If the test works, widen the scope one table at a time. Do not add three new consumers, schema changes, and backfill logic all at once. Slow growth is easier to debug and cheaper to reverse.

If your startup needs a second opinion on the trade offs, Oleg Sotnikov at oleg.is works as a Fractional CTO and startup advisor and can help review the design, pressure test the rollback plan, and keep the system lean instead of adding moving parts you do not need.

Frequently Asked Questions

What is Postgres logical decoding in simple terms?

Postgres writes every committed change to the WAL. Logical decoding reads that stream and gives your app inserts, updates, and deletes in commit order, so you react to real changes instead of rescanning tables.

When should I keep polling instead of using logical decoding?

Use polling when change volume stays low and a few minutes of delay do not hurt. One worker, one checkpoint, and one indexed updated_at query usually stay easier to run than a CDC pipeline.

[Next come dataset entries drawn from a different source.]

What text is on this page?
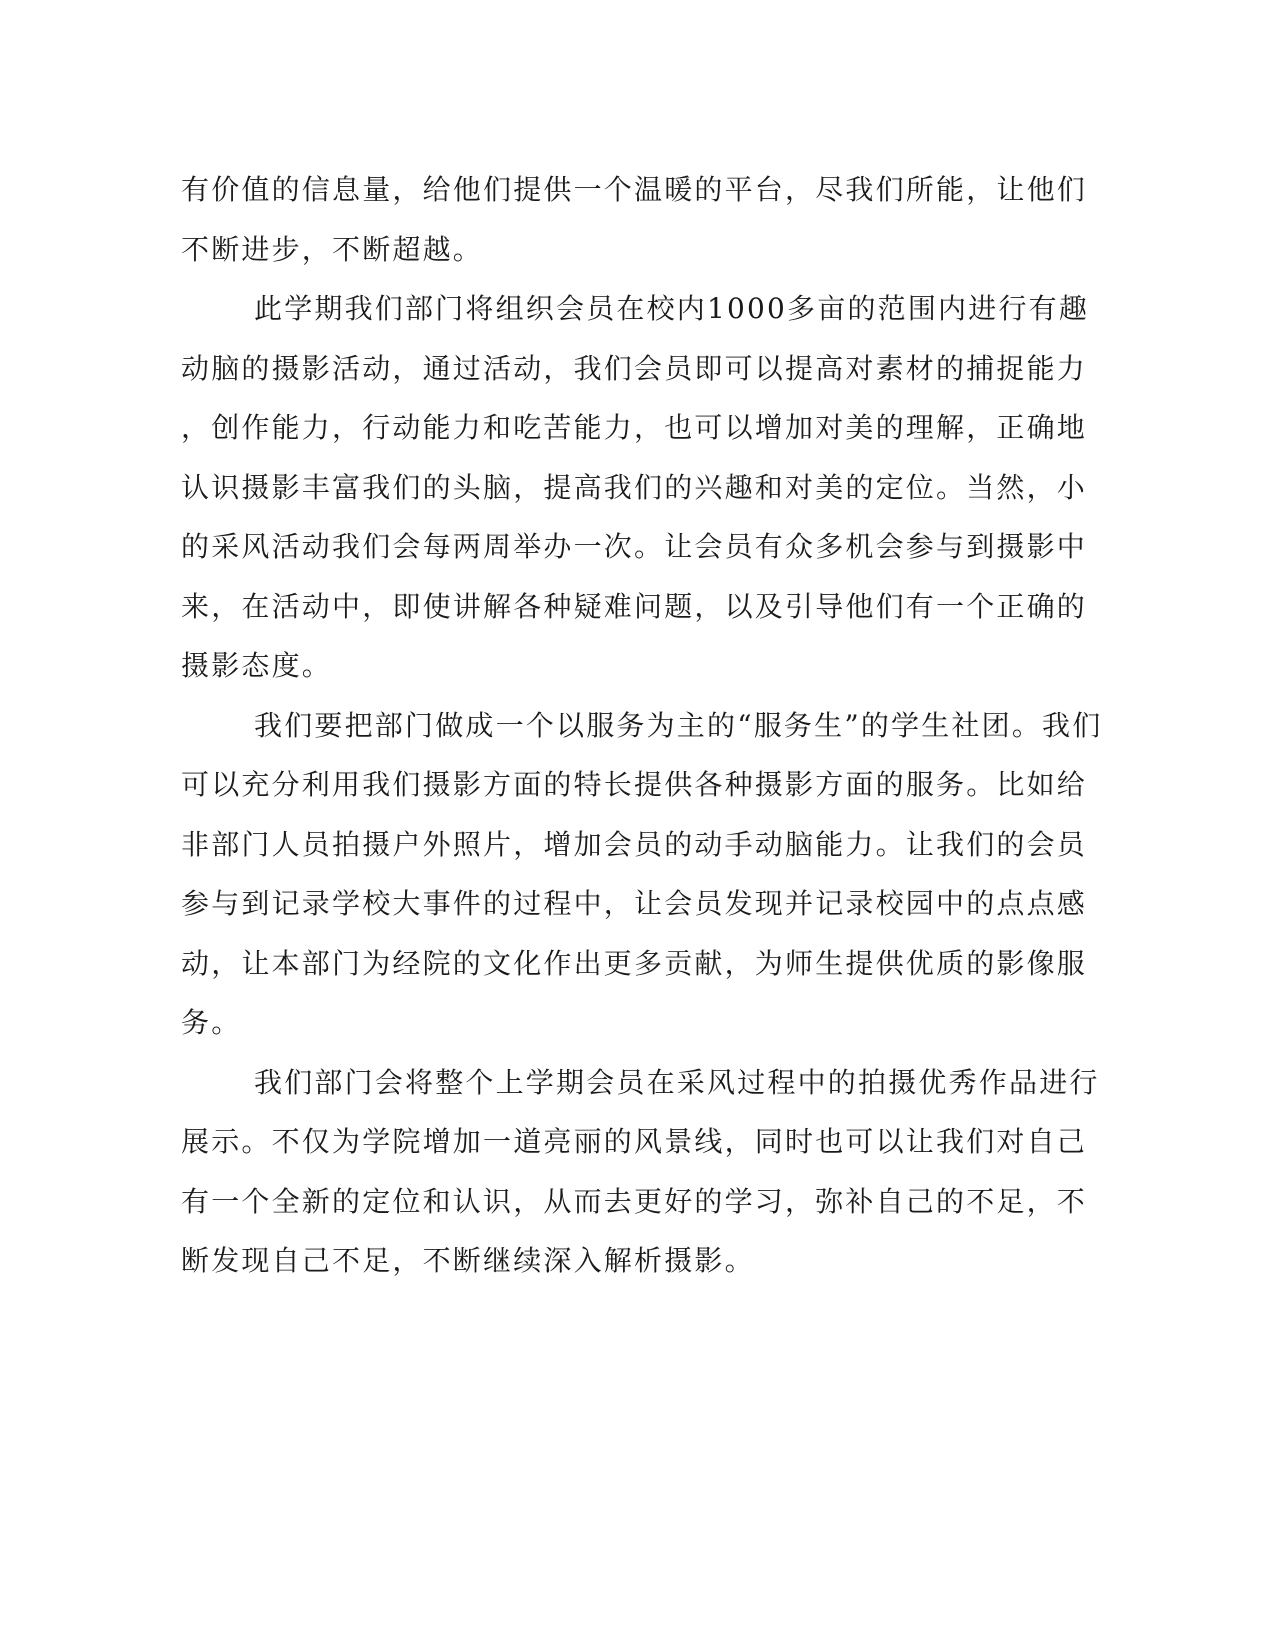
有价值的信息量，给他们提供一个温暖的平台，尽我们所能，让他们
不断进步，不断超越。
此学期我们部门将组织会员在校内1000多亩的范围内进行有趣
动脑的摄影活动，通过活动，我们会员即可以提高对素材的捕捉能力
，创作能力，行动能力和吃苦能力，也可以增加对美的理解，正确地
认识摄影丰富我们的头脑，提高我们的兴趣和对美的定位。当然，小
的采风活动我们会每两周举办一次。让会员有众多机会参与到摄影中
来，在活动中，即使讲解各种疑难问题，以及引导他们有一个正确的
摄影态度。
我们要把部门做成一个以服务为主的“服务生”的学生社团。我们
可以充分利用我们摄影方面的特长提供各种摄影方面的服务。比如给
非部门人员拍摄户外照片，增加会员的动手动脑能力。让我们的会员
参与到记录学校大事件的过程中，让会员发现并记录校园中的点点感
动，让本部门为经院的文化作出更多贡献，为师生提供优质的影像服
务。
我们部门会将整个上学期会员在采风过程中的拍摄优秀作品进行
展示。不仅为学院增加一道亮丽的风景线，同时也可以让我们对自己
有一个全新的定位和认识，从而去更好的学习，弥补自己的不足，不
断发现自己不足，不断继续深入解析摄影。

Why does polling work poorly for audit trails?

Polling often sees only the latest row state. If a row changes twice between checks, your job can miss the middle step. Logical decoding gives you each committed change in order, which makes audit timelines much clearer.

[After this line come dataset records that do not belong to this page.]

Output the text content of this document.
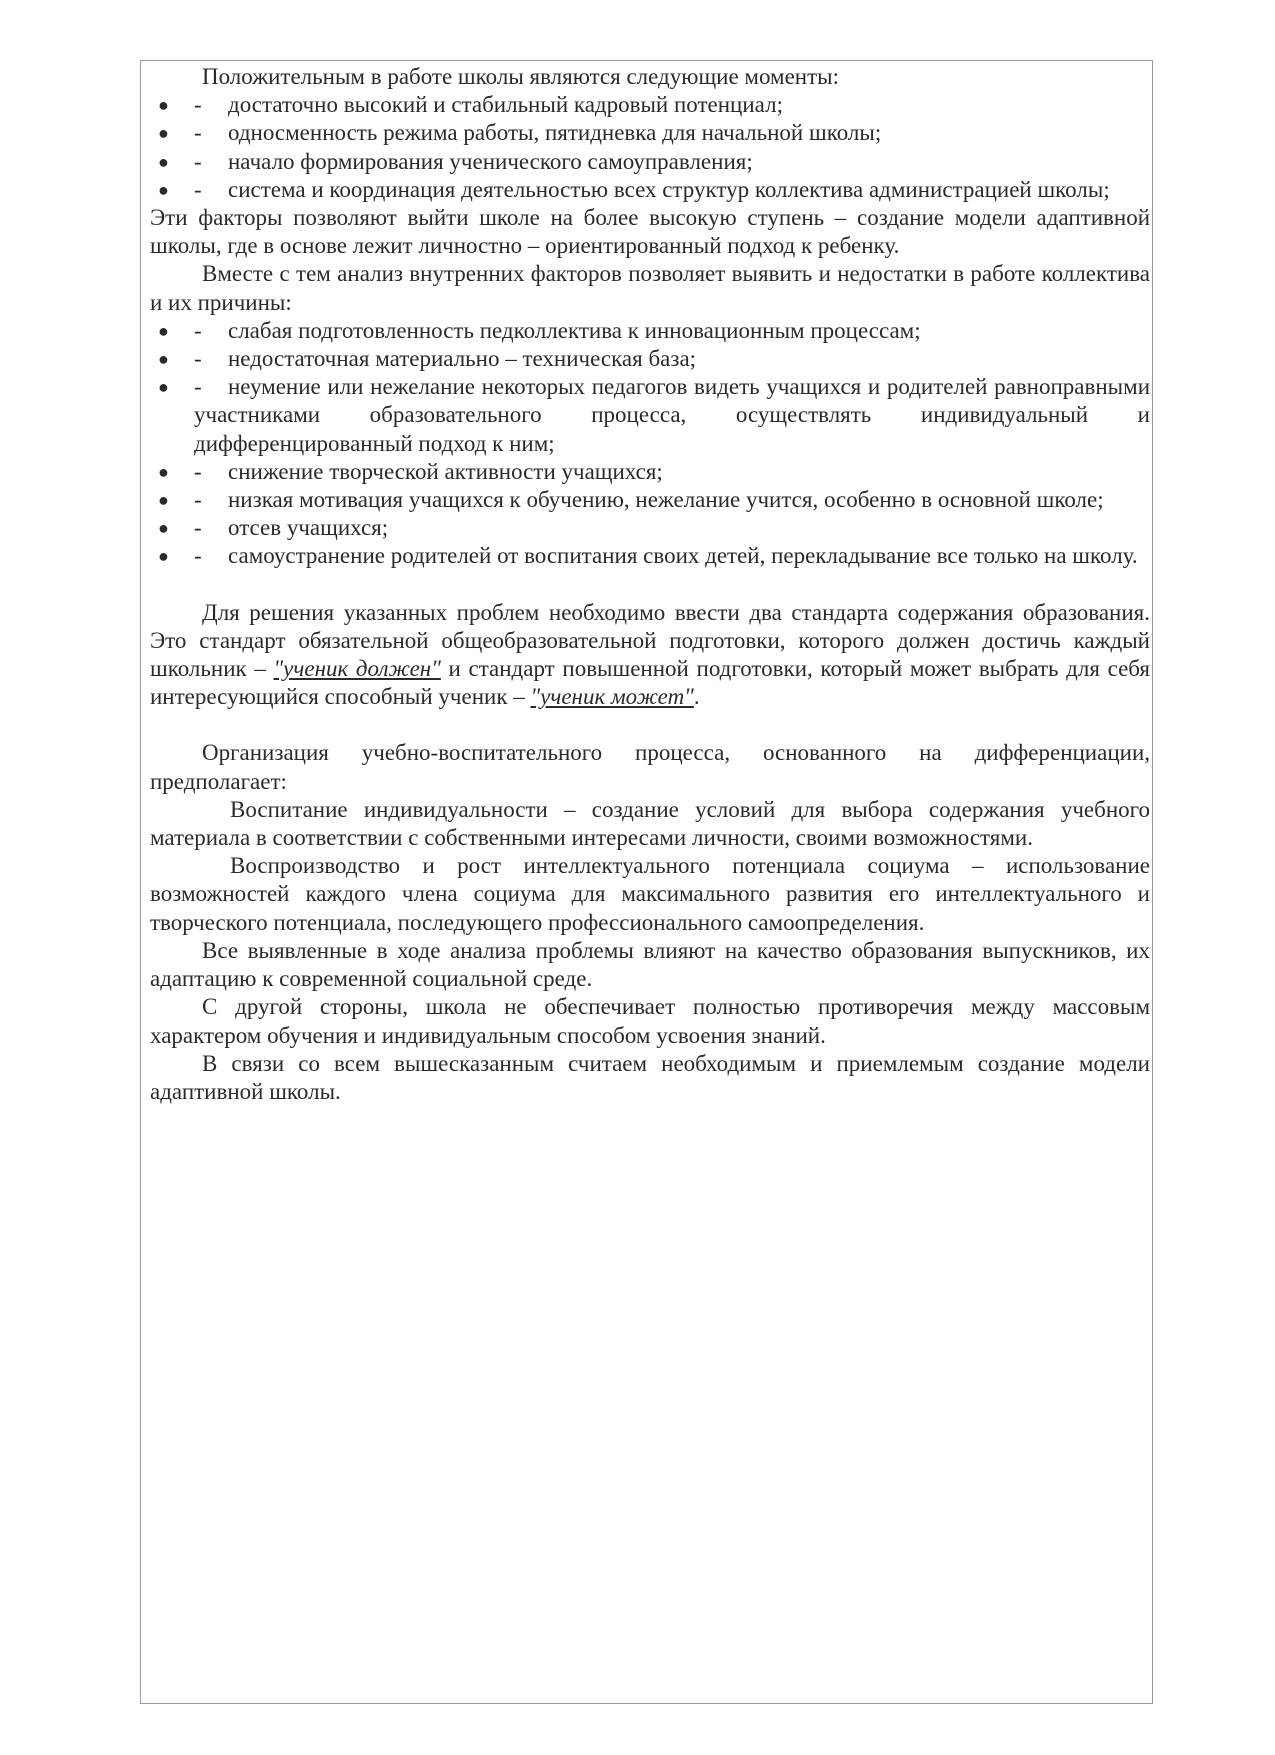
Положительным в работе школы являются следующие моменты:

● - достаточно высокий и стабильный кадровый потенциал;
● - односменность режима работы, пятидневка для начальной школы;
● - начало формирования ученического самоуправления;
● - система и координация деятельностью всех структур коллектива администрацией школы;

Эти факторы позволяют выйти школе на более высокую ступень – создание модели адаптивной школы, где в основе лежит личностно – ориентированный подход к ребенку.

Вместе с тем анализ внутренних факторов позволяет выявить и недостатки в работе коллектива и их причины:

● - слабая подготовленность педколлектива к инновационным процессам;
● - недостаточная материально – техническая база;
● - неумение или нежелание некоторых педагогов видеть учащихся и родителей равноправными участниками образовательного процесса, осуществлять индивидуальный и дифференцированный подход к ним;
● - снижение творческой активности учащихся;
● - низкая мотивация учащихся к обучению, нежелание учится, особенно в основной школе;
● - отсев учащихся;
● - самоустранение родителей от воспитания своих детей, перекладывание все только на школу.

Для решения указанных проблем необходимо ввести два стандарта содержания образования. Это стандарт обязательной общеобразовательной подготовки, которого должен достичь каждый школьник – "ученик должен" и стандарт повышенной подготовки, который может выбрать для себя интересующийся способный ученик – "ученик может".

Организация учебно-воспитательного процесса, основанного на дифференциации, предполагает:

Воспитание индивидуальности – создание условий для выбора содержания учебного материала в соответствии с собственными интересами личности, своими возможностями.

Воспроизводство и рост интеллектуального потенциала социума – использование возможностей каждого члена социума для максимального развития его интеллектуального и творческого потенциала, последующего профессионального самоопределения.

Все выявленные в ходе анализа проблемы влияют на качество образования выпускников, их адаптацию к современной социальной среде.

С другой стороны, школа не обеспечивает полностью противоречия между массовым характером обучения и индивидуальным способом усвоения знаний.

В связи со всем вышесказанным считаем необходимым и приемлемым создание модели адаптивной школы.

Does logical decoding lower database load?

Usually, yes. Polling keeps asking the database the same question, even when nothing changed. Logical decoding reads the next change from the log, so you stop doing repeated scans on busy tables.

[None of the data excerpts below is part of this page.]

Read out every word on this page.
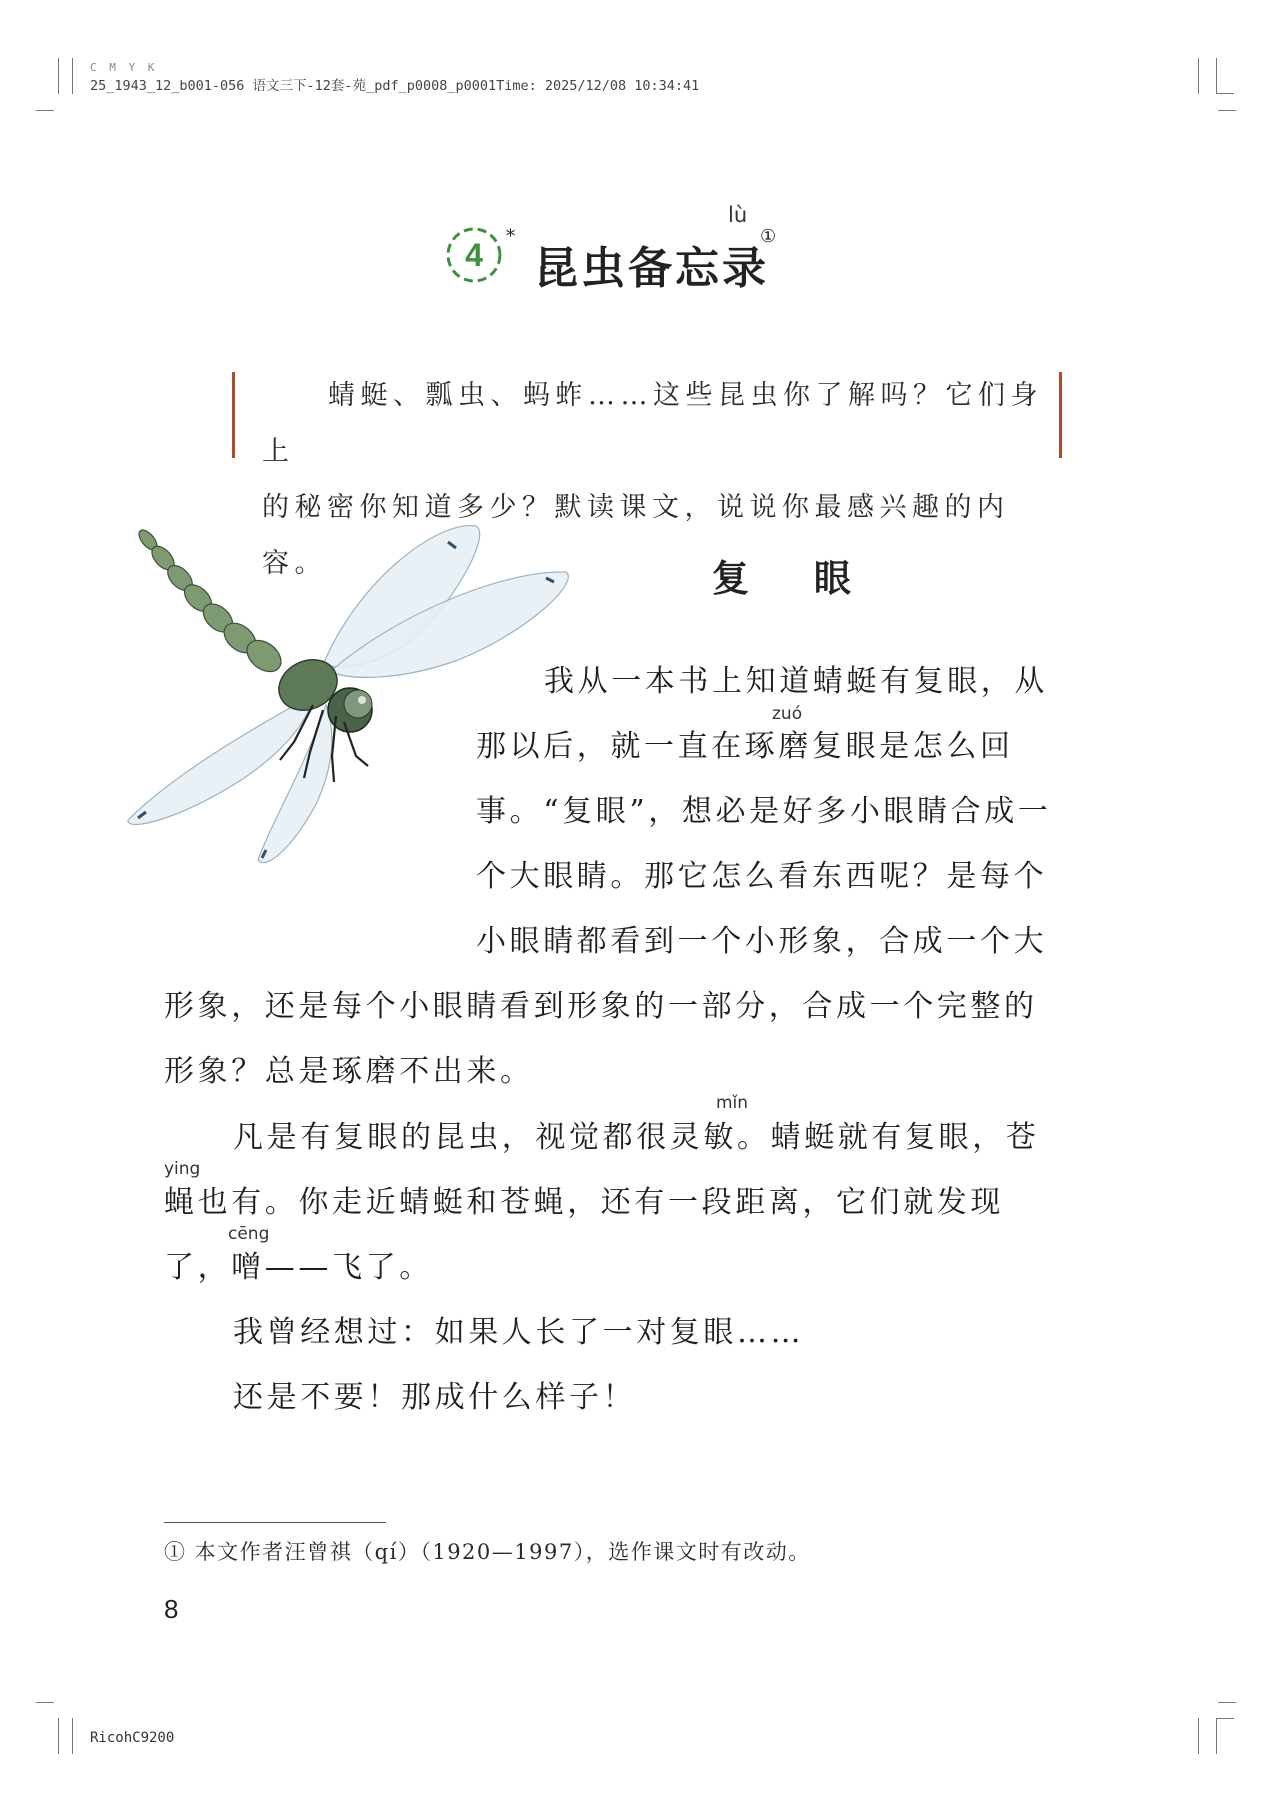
C M Y K
25_1943_12_b001-056 语文三下-12套-苑_pdf_p0008_p0001Time: 2025/12/08 10:34:41
RicohC9200
4
*
昆虫备忘录
lù
①
蜻蜓、瓢虫、蚂蚱……这些昆虫你了解吗？它们身上
的秘密你知道多少？默读课文，说说你最感兴趣的内容。	复 眼
我从一本书上知道蜻蜓有复眼，从
zuó
那以后，就一直在琢磨复眼是怎么回
事。“复眼”，想必是好多小眼睛合成一
个大眼睛。那它怎么看东西呢？是每个
小眼睛都看到一个小形象，合成一个大
形象，还是每个小眼睛看到形象的一部分，合成一个完整的
形象？总是琢磨不出来。
mǐn
凡是有复眼的昆虫，视觉都很灵敏。蜻蜓就有复眼，苍
ying
蝇也有。你走近蜻蜓和苍蝇，还有一段距离，它们就发现
cēng
了，噌——飞了。
我曾经想过：如果人长了一对复眼……
还是不要！那成什么样子！
① 本文作者汪曾祺（qí）（1920—1997），选作课文时有改动。
8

Does logical decoding remove the need for application logic?

No. Logical decoding gives you raw database changes, not business meaning. You still need code for masking sensitive fields, shaping events, retries, conflict rules, and whatever your downstream system expects.

What can go wrong if I set up logical decoding badly?

Watch replication slot lag, WAL disk growth, consumer lag, and restart behavior. If the consumer falls behind, Postgres keeps old WAL files longer, and disk usage can rise fast.

How should I test CDC before I use it in production?

Start with one table and one consumer. Run it in staging, stop the consumer for a while, restart it, and measure catch-up time, duplicates, slot lag, and downstream delay before you widen the scope.

Should one CDC consumer handle audit logs, search, and webhooks together?

Split them. Audit logging and app integrations want different event shapes, retry rules, and failure handling. If you mix them in one consumer, one change can break several downstream jobs at once.

What should a good change event contain?

Include the table name, primary key, operation type, commit order, and the fields that changed. Add user or request context if people need to read the audit trail later, because row changes alone rarely tell the whole story.

Can I switch back to polling if logical decoding adds too much overhead?

Yes, if you plan for it. Write down how to stop the consumer, remove or pause the slot, return to polling, and verify that you did not lose changes. A rollback plan saves time when the first test gets messy.